Editor's Note: We get asked from time to time about our use of the word 'cult.' I understand people's unease and discomfort but there seems no honest alternative. Here is an article, originally published in 2015, that explains how we arrive at the term. I hope you find it helpful.
CULT!
It
seems such a pejorative word and certainly in ministry it is not
intended as a compliment. But is it an insult? Is its use an example
of disagreeing while being disagreeable? To listen to many there is
no excuse for using it, especially when what people see as sensible
alternatives are available such as sect, or the more acceptable “new
(or alternative) religious movement.” So is “cult” used out of
nothing more than spite? Or is there a legitimate
application in
ministry terms?
History
“Cult”
comes from the Latin, cultus,
from colore,
to cultivate or to worship. Colore
is
the same root for the Latin cultura,
from
which we get culture. One of many ways of defining culture is, “the
behaviours and beliefs characteristic of a particular social, ethnic,
or age group.” Culture
may be said to denote the system of values within a group, how a
society defines itself, identifies what is important to its members
and how they view the world. It teaches and evaluates the group’s
history, evolution and values and is essential to the understanding
of that society
The
U.S. educator and author Jacques Barzun said:
“A
culture may be conceived as a network of beliefs and purposes in
which any string in the net pulls and is pulled by the others, thus
perpetually changing the configuration of the whole. If the cultural
element called morals takes on a new shape, we must ask what other
strings have pulled it out of line. It cannot be one solitary string,
nor even the strings nearby, for the network is three-dimensional at
least.” (Jacques
Barzun (b. 1907), U.S. educator, author. “The Bugbear of
Relativism,” The Culture We Deserve, Wesleyan University
Press-1989)
The
word cult as we understand it originally meant a system of ritual
practice. It first appeared in the 17the century and meant homage
paid to a divinity. It was revived in the 19th century to describe
ancient or primitive rituals but gained its present usage in the
1930’s as a sociological classification to describe a deviant
religious group. It is by this definition that we describe groups as
cults.
Sociologists
distinguished between three types of religious behaviour: church,
sect and mystic. If “church” is the mainstream body of believers
a “sect” is a break-way from that body, where we get the idea of
sectarianism, it is division. Mysticism goes even further, putting
forward the idea of enlightenment, or mystical attainment regardless
of faith.
Later,
church was split into ecclesia and denomination and sect became sect
and cult. Cult then came to mean a deviant religious group “deriving
their inspiration from outside the predominant culture or
denomination.”
Are We Correctly Identifying Cults?
Sociologists
say that sects are products of religious schism and maintain a
continuity with traditional beliefs and practices while cults arise
spontaneously around novel beliefs and practices. It is, then, a
legitimate sociological category we are using when we use the term
cult and when we define a cult as a deviant religious group. Many of
the groups we scrutinise place themselves in the category of cult.
By
their own admission, Mormons, Jehovah’s Witnesses, and others, do
not stand in the tradition of Christian culture and practice but
claim to be a distinct entity, a restoration of the original
church/truth lost in apostasy. 2.2 billion Christians today would not
agree that there was an apostasy and insist that their faith is the
faith of the earliest believers, maintaining a continuity with
traditional beliefs and practices.
Christianity
is “church” in the sociological definition, the mainstream body
of believers. Cults historically pride themselves in not belonging to
that body. This is not a particularly controversial point, although
it is key. If a group is not part of the body of believers contending
for the faith once for all delivered to the saints (Jude:6) it cannot
then be a Christian denomination.
There
are sects within Christianity but the cults insist they are not among
them. Cults typically claim to be the “only true church/believers
on the earth today” so they don’t fit the definition of mystic.
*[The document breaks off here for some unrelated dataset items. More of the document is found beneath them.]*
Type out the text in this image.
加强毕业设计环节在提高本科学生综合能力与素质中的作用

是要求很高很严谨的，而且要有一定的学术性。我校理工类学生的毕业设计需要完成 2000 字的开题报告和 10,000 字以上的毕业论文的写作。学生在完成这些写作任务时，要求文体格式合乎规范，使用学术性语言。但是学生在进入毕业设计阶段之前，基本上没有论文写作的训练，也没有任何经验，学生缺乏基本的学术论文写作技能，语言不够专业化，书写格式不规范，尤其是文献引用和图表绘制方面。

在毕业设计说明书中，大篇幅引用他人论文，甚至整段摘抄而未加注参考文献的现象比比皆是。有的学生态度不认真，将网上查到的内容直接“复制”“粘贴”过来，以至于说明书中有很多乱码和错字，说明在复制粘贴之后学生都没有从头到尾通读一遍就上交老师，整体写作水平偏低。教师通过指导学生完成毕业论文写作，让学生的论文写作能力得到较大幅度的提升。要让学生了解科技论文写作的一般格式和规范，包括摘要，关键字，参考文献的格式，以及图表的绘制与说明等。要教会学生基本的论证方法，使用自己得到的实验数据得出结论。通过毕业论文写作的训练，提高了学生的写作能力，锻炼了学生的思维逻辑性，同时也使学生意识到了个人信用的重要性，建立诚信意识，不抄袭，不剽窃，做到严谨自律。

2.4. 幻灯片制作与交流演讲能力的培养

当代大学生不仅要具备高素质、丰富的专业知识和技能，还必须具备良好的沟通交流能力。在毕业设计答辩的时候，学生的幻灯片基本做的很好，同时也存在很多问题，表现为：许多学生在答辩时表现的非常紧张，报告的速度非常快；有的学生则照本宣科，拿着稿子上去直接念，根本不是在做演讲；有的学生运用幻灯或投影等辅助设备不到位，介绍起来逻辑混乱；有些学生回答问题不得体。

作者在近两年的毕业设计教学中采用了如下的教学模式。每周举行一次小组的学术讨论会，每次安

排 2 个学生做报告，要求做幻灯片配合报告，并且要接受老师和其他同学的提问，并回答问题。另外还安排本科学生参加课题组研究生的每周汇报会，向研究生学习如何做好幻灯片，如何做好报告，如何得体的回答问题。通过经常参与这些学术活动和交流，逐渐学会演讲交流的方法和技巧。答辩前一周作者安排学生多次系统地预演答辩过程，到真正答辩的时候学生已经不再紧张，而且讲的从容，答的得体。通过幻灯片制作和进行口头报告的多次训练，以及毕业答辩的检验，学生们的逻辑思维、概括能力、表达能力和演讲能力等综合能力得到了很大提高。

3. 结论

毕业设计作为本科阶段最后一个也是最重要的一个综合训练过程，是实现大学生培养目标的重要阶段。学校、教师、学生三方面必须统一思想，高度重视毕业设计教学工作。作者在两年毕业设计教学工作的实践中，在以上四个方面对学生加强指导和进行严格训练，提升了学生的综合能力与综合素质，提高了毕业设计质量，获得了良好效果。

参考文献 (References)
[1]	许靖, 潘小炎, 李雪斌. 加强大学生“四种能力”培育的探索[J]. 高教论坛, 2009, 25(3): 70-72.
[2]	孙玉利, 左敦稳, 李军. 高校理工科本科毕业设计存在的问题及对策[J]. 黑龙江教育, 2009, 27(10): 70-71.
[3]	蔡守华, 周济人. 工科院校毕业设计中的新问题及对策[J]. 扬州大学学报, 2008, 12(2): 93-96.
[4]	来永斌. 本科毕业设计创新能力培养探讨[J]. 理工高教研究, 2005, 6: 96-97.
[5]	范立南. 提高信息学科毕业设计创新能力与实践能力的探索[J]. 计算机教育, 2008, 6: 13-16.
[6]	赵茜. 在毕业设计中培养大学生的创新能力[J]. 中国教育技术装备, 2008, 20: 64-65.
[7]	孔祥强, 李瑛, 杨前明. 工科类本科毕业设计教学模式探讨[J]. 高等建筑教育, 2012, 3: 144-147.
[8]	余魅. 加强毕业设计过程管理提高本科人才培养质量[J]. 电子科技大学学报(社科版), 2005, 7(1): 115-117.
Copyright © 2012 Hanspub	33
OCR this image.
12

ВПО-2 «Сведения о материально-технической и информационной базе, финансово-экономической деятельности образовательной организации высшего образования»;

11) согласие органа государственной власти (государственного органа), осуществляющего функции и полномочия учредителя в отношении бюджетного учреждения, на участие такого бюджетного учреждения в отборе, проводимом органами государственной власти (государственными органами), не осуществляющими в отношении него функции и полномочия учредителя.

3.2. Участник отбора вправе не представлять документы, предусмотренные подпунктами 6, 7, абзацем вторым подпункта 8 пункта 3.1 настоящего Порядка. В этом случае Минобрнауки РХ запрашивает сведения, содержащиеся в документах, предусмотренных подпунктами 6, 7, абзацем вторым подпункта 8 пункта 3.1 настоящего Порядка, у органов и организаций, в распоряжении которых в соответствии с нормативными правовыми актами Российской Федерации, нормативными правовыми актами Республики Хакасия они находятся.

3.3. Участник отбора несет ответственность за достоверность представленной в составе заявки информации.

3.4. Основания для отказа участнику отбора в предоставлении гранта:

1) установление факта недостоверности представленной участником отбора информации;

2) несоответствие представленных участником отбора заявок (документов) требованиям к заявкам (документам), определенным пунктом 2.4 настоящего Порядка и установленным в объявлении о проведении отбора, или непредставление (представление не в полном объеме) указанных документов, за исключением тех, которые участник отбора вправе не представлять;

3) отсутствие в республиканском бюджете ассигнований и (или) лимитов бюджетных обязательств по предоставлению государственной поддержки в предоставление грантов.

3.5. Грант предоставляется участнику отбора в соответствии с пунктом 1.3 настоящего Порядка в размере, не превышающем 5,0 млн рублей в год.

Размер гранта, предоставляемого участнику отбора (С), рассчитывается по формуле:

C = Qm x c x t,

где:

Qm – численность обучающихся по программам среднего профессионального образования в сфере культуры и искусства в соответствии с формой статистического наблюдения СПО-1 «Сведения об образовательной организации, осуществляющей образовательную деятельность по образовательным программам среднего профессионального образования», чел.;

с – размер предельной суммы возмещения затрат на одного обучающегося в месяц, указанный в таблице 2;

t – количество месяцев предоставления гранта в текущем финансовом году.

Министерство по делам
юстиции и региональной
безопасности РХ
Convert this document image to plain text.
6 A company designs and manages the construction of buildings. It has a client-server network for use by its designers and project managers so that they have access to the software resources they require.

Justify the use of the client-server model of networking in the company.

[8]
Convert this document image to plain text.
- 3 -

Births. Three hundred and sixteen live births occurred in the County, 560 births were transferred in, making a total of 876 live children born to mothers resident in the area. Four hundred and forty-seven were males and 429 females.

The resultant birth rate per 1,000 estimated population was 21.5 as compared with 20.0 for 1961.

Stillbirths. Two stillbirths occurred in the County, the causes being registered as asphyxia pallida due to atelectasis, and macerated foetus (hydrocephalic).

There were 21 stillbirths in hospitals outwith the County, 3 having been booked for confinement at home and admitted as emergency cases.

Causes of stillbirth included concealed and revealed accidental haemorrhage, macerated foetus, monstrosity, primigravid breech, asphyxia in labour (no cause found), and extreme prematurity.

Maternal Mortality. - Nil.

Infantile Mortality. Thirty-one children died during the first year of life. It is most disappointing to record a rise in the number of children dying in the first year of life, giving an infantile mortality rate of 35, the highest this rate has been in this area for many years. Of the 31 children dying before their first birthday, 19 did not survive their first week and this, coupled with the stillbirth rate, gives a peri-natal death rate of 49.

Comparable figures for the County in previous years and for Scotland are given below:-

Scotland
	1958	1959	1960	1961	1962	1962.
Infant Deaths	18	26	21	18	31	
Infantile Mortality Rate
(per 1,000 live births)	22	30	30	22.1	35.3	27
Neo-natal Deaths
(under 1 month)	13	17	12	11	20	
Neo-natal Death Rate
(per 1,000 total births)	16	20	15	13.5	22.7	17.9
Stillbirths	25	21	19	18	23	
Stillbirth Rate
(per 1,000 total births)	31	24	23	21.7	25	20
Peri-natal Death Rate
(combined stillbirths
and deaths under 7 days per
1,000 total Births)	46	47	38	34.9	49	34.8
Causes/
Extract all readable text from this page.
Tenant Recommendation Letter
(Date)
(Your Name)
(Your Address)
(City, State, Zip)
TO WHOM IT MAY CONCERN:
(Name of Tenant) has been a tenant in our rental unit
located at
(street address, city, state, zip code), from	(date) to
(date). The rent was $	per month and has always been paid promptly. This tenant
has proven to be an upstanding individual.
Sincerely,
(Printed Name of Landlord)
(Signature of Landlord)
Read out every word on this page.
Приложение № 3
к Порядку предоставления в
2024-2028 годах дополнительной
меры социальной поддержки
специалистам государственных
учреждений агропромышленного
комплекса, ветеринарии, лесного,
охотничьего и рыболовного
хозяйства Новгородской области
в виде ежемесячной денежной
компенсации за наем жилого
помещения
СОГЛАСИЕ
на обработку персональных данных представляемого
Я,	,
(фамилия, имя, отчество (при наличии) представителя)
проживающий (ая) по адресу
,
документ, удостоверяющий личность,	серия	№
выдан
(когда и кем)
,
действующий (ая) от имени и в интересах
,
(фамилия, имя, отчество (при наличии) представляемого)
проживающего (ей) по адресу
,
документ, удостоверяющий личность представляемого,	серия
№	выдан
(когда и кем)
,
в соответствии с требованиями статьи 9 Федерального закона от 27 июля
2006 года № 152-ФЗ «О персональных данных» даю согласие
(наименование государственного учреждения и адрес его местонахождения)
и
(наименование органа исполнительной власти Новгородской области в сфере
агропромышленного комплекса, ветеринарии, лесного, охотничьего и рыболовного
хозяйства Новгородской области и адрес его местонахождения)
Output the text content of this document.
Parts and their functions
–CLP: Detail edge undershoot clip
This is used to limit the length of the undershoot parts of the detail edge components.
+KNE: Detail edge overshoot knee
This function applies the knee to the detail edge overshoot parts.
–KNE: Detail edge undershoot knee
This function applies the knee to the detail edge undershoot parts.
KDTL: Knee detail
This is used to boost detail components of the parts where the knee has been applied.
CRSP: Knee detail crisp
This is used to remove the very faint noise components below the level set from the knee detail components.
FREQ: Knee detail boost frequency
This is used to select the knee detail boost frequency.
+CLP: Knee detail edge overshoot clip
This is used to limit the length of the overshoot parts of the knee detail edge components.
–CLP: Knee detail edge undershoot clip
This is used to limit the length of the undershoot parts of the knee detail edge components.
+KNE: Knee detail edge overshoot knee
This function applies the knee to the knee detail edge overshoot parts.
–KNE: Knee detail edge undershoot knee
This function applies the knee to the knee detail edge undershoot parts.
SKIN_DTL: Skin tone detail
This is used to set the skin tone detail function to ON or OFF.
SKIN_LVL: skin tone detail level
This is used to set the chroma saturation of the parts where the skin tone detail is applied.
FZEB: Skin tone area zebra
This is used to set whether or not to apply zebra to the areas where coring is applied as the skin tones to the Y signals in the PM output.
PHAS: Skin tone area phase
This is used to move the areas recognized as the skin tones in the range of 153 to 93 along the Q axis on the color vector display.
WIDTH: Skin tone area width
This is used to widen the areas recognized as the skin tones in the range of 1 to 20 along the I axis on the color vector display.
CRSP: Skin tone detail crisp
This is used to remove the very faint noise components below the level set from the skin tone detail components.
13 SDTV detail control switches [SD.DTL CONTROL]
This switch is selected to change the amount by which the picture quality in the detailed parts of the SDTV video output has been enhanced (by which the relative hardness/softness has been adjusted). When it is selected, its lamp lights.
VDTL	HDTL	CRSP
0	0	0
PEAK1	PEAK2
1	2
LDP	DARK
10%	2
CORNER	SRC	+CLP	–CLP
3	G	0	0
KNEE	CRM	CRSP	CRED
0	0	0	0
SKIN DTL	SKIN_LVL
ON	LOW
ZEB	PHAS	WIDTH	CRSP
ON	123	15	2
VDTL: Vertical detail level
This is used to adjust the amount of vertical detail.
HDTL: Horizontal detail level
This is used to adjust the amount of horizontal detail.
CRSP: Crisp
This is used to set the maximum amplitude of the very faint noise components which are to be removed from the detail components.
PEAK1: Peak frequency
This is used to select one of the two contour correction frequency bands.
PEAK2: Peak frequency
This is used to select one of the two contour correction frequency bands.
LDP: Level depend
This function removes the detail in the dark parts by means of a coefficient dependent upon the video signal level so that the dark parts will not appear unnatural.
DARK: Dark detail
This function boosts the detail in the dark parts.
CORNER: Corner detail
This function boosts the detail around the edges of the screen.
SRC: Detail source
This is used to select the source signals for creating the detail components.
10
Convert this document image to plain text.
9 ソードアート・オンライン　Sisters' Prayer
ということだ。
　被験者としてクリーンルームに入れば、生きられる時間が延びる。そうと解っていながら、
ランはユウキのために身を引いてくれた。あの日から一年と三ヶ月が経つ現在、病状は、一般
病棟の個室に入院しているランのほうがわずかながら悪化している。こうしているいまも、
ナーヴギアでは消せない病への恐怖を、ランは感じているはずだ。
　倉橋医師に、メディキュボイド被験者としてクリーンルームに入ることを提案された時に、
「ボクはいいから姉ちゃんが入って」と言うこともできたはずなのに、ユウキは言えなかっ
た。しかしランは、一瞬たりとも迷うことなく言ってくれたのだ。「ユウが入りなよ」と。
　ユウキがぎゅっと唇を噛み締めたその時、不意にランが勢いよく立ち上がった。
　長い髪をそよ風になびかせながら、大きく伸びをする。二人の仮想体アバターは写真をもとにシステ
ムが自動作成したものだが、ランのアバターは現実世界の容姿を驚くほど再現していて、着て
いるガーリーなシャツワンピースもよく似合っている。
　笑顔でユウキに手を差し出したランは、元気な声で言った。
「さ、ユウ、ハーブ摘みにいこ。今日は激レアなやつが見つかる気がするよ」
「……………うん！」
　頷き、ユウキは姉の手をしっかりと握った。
That leaves cult, a religious group that is deviating from the
mainstream body of believers, deriving their inspiration from outside
the predominant culture or denomination. Any other definition,
palatable as it may sound, would be misleading. It would also be as
unacceptable to most groups as is cult.
You
can find a good article on the issue of cults here.
Read
about The
Seven signs That You are in a Cult
Read
about The
Psychology of the Cult Experience
Comments
Sadly there exists cultic behaviour in mainstream churches so although technically the meaning is as stated current usage of the word cult includes the the meaning of "organisation where controlling or manipulative behaviour is prevalent".
This to my mind is by far the greater danger of the cults. A little bit of errant theology was never a great danger to a person (we've all got some of it lurking in our understanding of things) but the use of theological difference (either good or inherantly bad) to deprive people of the freedom which Christ came to bring is a real and present danger.